Forward-looking companies are embedding trust into their tech DNA, building in guardrails like explainability, human oversight and ethical fail-safes to avoid costly missteps and ensure accountability.
“Payments is a zero-error industry,” Boost Payment Solutions Chief Operating Officer Illya Shell said. “Taking calculated risks is okay. But they’ve got to be very thoughtful and meticulous.”
After all, whether it’s autonomous B2B payments or AI-powered budget assistants, success hinges on ensuring end users (and internal teams) believe in the system.
“The bedrock of all of this is going to be trust with the member — and building that trust takes time,” Elizabeth Wadsworth, senior innovation strategist at Velera, said.

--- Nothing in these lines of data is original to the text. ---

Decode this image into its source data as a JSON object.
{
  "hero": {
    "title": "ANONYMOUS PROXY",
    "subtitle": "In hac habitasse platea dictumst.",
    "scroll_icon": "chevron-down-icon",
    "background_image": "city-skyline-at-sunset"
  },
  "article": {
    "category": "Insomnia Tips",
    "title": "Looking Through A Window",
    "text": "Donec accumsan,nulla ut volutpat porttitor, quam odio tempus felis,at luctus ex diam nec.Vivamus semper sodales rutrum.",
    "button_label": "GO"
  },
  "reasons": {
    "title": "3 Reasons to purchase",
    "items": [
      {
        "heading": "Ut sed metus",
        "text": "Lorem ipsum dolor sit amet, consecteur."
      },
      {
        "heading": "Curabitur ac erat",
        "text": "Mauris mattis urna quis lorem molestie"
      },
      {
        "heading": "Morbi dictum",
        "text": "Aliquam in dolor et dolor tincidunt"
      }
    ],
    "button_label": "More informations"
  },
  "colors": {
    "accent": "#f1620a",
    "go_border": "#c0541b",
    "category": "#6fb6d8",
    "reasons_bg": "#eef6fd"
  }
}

Infrastructure Rebuilds Can Scale Agent-First Operations
But the shift isn’t plug-and-play. Agentic AI is exposing serious infrastructure limitations, especially in payments and finance. AI agents demand real-time, scalable, secure infrastructure. Legacy systems can’t handle thousands of concurrent autonomous agents acting on APIs, analyzing data and triggering actions across systems.
“People underestimate what it takes to support this at scale,” Edwin Poot, chief technology officer at Thredd, said. “You’ll deploy agents per transaction — this will require changes to the infrastructure.”
Companies are rebuilding platforms for agent orchestration, simulation environments, serverless compute, federated data access and tokenization.
Stax Chief Technology Officer Mark Sundt told PYMNTS that if agentic AI is the engine, orchestration is the transmission. Without a central conductor, even the most capable agents act in isolation.
“You’ve got agents to agents … but who’s driving the process?” Sundt said. “Who’s doing the orchestration?”
Intelligent Commerce and Payments as the Proving Ground
Agentic AI is being battle-tested first in the payments and commerce ecosystem, especially for fraud detection, cross-border transactions, B2B automation, customer engagement and personalization.
“Cross-border payments aren’t optimized,” Boost’s Shell said. “But agentic AI can help us streamline the front end to ensure we know exactly who’s paying whom, and that the payments are geared in the right way to get out the door quickly.”
Agentic AI is also forcing a complete rethink of how online commerce happens. These agents don’t click on banner ads or fall for marketing copy. They optimize for price, shipping and past behavior.
“When AI agents shop on your behalf, they don’t see advertisements the way humans do,” said i2c’s Amir Wain. “They just look for real value.”
This space offers rich data, real-time needs, and high-stakes outcomes — making it the ideal launchpad for agentic AI’s full capabilities.